Jeff would be late for meetings or miss them altogether. He failed, three times, a standard exam required for Canadian Armed Forces employees “which is so not him,” says Vicky, his wife, from their home in Gananoque, Ont.

“Jeff has three degrees, including a masters in history. For him to fail and shrug it off seemed odd, but we were moving and trying to get settled…” she says, her voice trailing off as if she is still trying to make sense of all that has happened in the past few years.

Jeff, then 47, was dispatched to a doctor on base, and from there, the process (cognitive testing; visits with a specialist) moved quickly. A neurologist in Ottawa made the diagnosis: frontotemporal dementia, or FTD.

Once called “Pick’s disease,” FTD usually strikes people in their 50s and 60s and accounts for 10 to 15 percent of all dementia cases. It’s a form of cell damage that causes the brain to shrink in the areas behind the forehead and the ears, regions that control speech, movement, planning and judgment.

There is no cure or drug treatment for FTD and, on average, people survive six to eight years after diagnosis. Jeff is 52 now, he can no longer speak, and he was diagnosed five years ago.

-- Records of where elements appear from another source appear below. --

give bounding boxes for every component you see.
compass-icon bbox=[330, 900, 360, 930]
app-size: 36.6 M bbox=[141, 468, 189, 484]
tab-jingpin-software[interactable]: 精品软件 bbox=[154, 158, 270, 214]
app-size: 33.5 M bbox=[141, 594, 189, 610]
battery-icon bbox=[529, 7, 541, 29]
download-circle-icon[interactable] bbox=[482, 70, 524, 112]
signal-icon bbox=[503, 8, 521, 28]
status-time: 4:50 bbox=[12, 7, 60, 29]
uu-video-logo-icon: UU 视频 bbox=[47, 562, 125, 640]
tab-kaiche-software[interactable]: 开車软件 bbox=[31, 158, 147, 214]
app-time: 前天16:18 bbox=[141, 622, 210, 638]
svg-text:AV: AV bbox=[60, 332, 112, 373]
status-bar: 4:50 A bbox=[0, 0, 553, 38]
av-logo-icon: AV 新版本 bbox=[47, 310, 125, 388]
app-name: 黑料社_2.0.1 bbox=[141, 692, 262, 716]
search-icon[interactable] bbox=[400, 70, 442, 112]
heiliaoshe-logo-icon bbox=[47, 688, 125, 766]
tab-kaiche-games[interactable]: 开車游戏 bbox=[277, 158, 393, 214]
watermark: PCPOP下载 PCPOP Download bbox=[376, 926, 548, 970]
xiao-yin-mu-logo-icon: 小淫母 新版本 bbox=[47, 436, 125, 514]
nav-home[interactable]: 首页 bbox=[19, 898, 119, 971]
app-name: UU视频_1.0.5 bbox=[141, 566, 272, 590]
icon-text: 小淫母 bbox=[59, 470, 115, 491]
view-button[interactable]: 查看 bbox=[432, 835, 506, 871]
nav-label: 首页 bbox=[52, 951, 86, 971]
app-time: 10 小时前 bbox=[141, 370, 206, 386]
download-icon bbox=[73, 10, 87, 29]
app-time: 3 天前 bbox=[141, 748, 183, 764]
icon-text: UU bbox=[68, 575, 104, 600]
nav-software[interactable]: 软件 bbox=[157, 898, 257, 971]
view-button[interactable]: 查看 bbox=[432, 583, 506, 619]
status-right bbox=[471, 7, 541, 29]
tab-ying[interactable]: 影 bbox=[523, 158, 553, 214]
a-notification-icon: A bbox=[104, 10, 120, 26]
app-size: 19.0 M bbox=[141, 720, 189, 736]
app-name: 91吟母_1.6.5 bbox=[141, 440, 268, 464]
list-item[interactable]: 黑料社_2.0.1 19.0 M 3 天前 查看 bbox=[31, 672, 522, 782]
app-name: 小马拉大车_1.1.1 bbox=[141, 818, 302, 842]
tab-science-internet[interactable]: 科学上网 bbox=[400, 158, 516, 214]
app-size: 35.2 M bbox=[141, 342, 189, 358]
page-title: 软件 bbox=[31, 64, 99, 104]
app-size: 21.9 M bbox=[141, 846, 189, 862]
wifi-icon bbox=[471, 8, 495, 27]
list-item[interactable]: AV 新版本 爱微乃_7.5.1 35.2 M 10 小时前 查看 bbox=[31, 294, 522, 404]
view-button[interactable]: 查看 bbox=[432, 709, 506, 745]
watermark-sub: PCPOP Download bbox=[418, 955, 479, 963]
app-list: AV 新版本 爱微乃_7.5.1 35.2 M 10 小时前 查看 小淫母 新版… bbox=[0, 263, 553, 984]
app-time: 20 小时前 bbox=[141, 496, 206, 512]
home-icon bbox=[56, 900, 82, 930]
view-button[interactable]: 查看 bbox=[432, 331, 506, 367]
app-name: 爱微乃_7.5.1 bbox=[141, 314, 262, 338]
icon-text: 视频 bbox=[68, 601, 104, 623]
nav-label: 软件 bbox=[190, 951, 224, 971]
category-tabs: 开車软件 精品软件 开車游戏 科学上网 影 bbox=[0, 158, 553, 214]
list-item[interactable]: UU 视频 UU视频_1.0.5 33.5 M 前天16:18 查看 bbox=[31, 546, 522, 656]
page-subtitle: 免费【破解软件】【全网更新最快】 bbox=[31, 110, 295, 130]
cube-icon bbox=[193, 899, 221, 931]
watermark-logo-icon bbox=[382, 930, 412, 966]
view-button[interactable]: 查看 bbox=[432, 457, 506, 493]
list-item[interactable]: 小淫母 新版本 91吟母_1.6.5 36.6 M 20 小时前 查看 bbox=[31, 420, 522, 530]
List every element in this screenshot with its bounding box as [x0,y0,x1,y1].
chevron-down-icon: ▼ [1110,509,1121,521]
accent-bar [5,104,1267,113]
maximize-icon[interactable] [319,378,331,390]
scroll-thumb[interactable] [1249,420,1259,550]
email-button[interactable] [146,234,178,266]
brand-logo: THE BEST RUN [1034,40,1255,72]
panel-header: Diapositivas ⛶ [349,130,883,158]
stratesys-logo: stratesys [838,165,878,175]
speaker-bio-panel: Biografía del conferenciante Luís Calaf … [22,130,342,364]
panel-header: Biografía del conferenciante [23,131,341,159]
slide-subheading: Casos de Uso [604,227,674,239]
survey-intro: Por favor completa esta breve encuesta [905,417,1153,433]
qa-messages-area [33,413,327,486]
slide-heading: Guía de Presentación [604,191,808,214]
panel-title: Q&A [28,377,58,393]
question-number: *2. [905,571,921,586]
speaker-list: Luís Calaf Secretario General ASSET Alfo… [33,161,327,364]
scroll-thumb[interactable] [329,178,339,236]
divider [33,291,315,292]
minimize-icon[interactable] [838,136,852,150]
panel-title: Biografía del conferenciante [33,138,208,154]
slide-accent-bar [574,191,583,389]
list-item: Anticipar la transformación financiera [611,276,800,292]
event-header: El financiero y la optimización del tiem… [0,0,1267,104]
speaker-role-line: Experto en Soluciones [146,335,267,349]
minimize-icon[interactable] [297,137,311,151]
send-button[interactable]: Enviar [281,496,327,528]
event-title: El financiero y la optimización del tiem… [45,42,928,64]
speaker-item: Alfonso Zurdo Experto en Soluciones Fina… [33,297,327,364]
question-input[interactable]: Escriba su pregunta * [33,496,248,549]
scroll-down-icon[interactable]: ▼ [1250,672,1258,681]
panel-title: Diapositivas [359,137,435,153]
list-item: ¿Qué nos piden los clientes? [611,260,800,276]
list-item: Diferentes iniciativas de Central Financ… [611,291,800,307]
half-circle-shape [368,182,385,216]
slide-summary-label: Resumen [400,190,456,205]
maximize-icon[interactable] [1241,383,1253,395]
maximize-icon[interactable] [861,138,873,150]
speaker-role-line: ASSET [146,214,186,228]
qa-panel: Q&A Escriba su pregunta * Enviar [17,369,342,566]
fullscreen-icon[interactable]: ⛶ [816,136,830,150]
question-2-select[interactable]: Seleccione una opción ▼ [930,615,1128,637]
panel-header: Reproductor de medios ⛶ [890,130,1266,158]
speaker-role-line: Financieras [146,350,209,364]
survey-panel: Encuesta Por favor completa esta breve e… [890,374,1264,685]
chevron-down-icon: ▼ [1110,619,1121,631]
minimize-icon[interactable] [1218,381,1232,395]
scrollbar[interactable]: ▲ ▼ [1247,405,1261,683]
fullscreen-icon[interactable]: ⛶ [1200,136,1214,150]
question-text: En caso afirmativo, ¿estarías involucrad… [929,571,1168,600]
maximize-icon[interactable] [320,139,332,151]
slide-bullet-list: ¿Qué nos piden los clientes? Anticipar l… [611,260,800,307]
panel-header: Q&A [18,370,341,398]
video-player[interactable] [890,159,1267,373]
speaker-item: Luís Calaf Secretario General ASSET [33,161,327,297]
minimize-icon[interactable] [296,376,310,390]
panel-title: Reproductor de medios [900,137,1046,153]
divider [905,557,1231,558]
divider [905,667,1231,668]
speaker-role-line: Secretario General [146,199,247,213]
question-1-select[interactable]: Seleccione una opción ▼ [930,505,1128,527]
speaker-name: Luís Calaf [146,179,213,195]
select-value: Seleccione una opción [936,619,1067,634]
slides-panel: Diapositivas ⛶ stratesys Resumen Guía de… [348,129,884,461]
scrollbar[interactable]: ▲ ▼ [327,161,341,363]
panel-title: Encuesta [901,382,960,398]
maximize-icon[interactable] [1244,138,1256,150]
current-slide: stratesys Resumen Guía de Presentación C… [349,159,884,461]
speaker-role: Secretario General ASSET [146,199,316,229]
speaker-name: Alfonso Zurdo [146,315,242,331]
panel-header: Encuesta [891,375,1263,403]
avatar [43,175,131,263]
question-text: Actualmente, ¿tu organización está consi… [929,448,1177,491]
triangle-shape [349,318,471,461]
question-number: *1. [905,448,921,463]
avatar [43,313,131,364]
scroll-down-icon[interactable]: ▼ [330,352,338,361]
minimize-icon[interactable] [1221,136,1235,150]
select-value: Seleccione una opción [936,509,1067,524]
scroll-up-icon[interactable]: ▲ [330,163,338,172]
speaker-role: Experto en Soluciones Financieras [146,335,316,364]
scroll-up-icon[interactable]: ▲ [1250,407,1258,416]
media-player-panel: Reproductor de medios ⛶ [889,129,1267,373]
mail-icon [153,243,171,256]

Once the military had a diagnosis and a reason to release him, they did release him.

FTD is just one of the many diseases that cause dementia

Dementia is a general term for a decline in mental ability severe enough to interfere with daily life. Alzheimer’s is the most common disease to cause dementia, and has become a chronic public health issue in Canada, with the aging of the baby boomer population.

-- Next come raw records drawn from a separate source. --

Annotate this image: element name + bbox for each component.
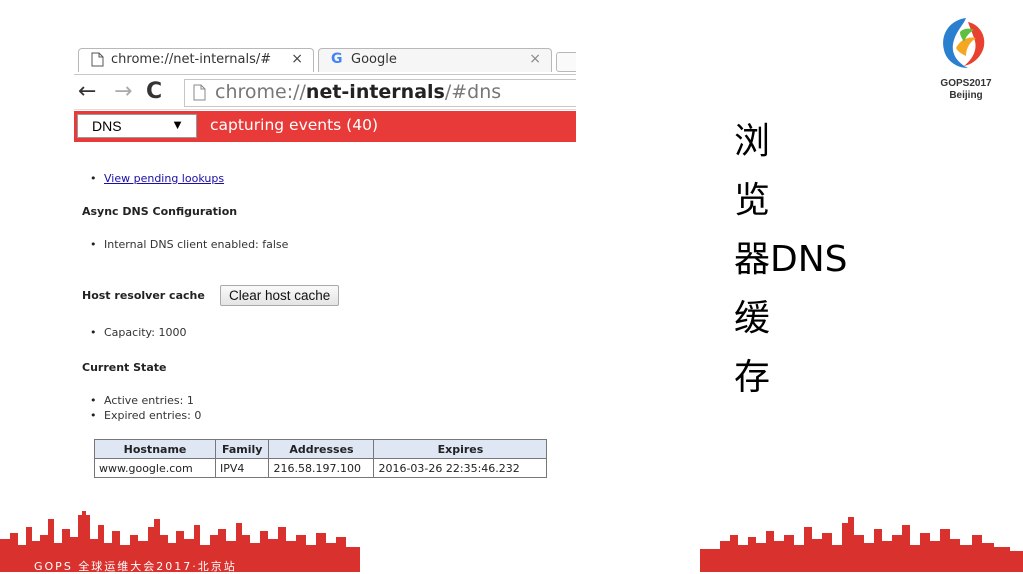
gops-emblem-icon [943, 18, 985, 68]
close-icon[interactable]: × [291, 51, 303, 67]
section-select[interactable]: DNS ▼ [77, 114, 197, 138]
page-icon [193, 84, 206, 101]
new-tab-button[interactable] [556, 52, 576, 72]
slide-title-line: 缓 [734, 298, 771, 339]
column-header-expires: Expires [373, 439, 548, 459]
google-icon: G [331, 51, 343, 67]
tab-google[interactable]: G Google × [318, 48, 552, 72]
tab-title: Google [351, 52, 397, 67]
slide-title: 浏 览 器DNS 缓 存 [734, 112, 848, 407]
back-arrow-icon[interactable]: ← [78, 79, 96, 104]
browser-toolbar: ← → C chrome://net-internals/#dns [74, 74, 576, 110]
table-header-row: Hostname Family Addresses Expires [94, 439, 548, 459]
dns-cache-table: Hostname Family Addresses Expires www.go… [94, 439, 548, 478]
column-header-addresses: Addresses [268, 439, 375, 459]
slide-title-line: 览 [734, 180, 771, 221]
address-bar[interactable]: chrome://net-internals/#dns [184, 79, 576, 107]
dropdown-arrow-icon: ▼ [171, 117, 184, 132]
slide-title-line: 存 [734, 357, 771, 398]
tab-title: chrome://net-internals/# [111, 52, 272, 67]
expired-entries-item: Expired entries: 0 [90, 409, 201, 422]
browser-screenshot: chrome://net-internals/# × G Google × ← … [74, 42, 576, 492]
tab-net-internals[interactable]: chrome://net-internals/# × [78, 48, 314, 72]
slide-title-line: 浏 [734, 121, 771, 162]
column-header-family: Family [214, 439, 270, 459]
current-state-heading: Current State [82, 361, 167, 374]
async-dns-heading: Async DNS Configuration [82, 205, 238, 218]
slide-title-line: 器DNS [734, 239, 848, 280]
capacity-item: Capacity: 1000 [90, 326, 187, 339]
url-text: chrome://net-internals/#dns [215, 81, 502, 103]
host-resolver-cache-heading: Host resolver cache [82, 289, 205, 302]
cell-hostname: www.google.com [94, 458, 216, 478]
cell-expires: 2016-03-26 22:35:46.232 [373, 458, 548, 478]
page-icon [91, 52, 104, 67]
table-row: www.google.com IPV4 216.58.197.100 2016-… [94, 458, 548, 478]
list-item: View pending lookups [90, 172, 224, 185]
section-select-value: DNS [92, 118, 122, 134]
internal-dns-item: Internal DNS client enabled: false [90, 238, 288, 251]
reload-icon[interactable]: C [146, 79, 162, 104]
tab-strip: chrome://net-internals/# × G Google × [74, 42, 576, 74]
clear-host-cache-button[interactable]: Clear host cache [220, 285, 340, 306]
gops-logo: GOPS2017 Beijing [926, 12, 1006, 112]
net-internals-status-bar: DNS ▼ capturing events (40) [74, 111, 576, 142]
active-entries-item: Active entries: 1 [90, 394, 194, 407]
capture-status: capturing events (40) [210, 116, 378, 134]
cell-family: IPV4 [214, 458, 270, 478]
view-pending-lookups-link[interactable]: View pending lookups [104, 172, 224, 185]
column-header-hostname: Hostname [94, 439, 216, 459]
forward-arrow-icon[interactable]: → [114, 79, 132, 104]
cell-addresses: 216.58.197.100 [268, 458, 375, 478]
close-icon[interactable]: × [529, 51, 541, 67]
logo-text: GOPS2017 Beijing [940, 78, 992, 101]
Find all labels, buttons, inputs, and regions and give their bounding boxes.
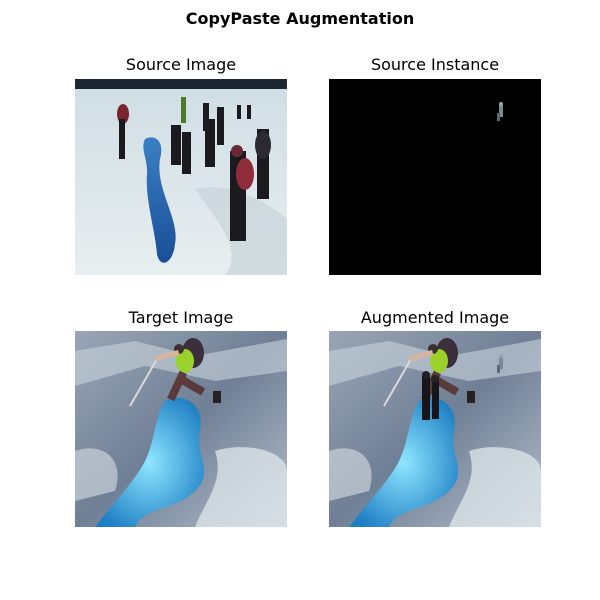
source-image-panel (75, 79, 287, 275)
panel-title-source-image: Source Image (125, 55, 237, 74)
augmented-image-panel (329, 331, 541, 527)
panel-title-augmented-image: Augmented Image (360, 308, 510, 327)
panel-title-source-instance: Source Instance (370, 55, 500, 74)
source-instance-panel (329, 79, 541, 275)
target-image (75, 331, 287, 527)
augmented-image (329, 331, 541, 527)
panel-title-target-image: Target Image (128, 308, 234, 327)
source-image (75, 79, 287, 275)
source-instance-mask (329, 79, 541, 275)
figure-title: CopyPaste Augmentation (185, 9, 415, 28)
horizon-strip (75, 79, 287, 89)
target-image-panel (75, 331, 287, 527)
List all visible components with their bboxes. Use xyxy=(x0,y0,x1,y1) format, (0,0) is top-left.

People can live for 20 years after a diagnosis of Alzheimer’s disease, but, on average, people live four to eight years after the onset of symptoms.

As those years pass and function declines, care needs in general – and health care needs in particular – will increase.

For Jeff, military service brought with it health benefits beyond those available to most Canadian employees, like prescription drugs, a few pairs of glasses and dental exams. It also brought quick access to many levels of care. You would think that would be a good thing, but “it was and it wasn’t,” says Vicky.

“Once the military had a diagnosis and a reason to release him, they did release him and we were stuck by ourselves,” she says. “We had to get into the civilian end of it.”

The civilian end, meaning Canada’s lauded and lamented universal health care system, has many enviable benefits compared to programs in wealthier nations. But quick access and responsive care are not chief among its hallmarks.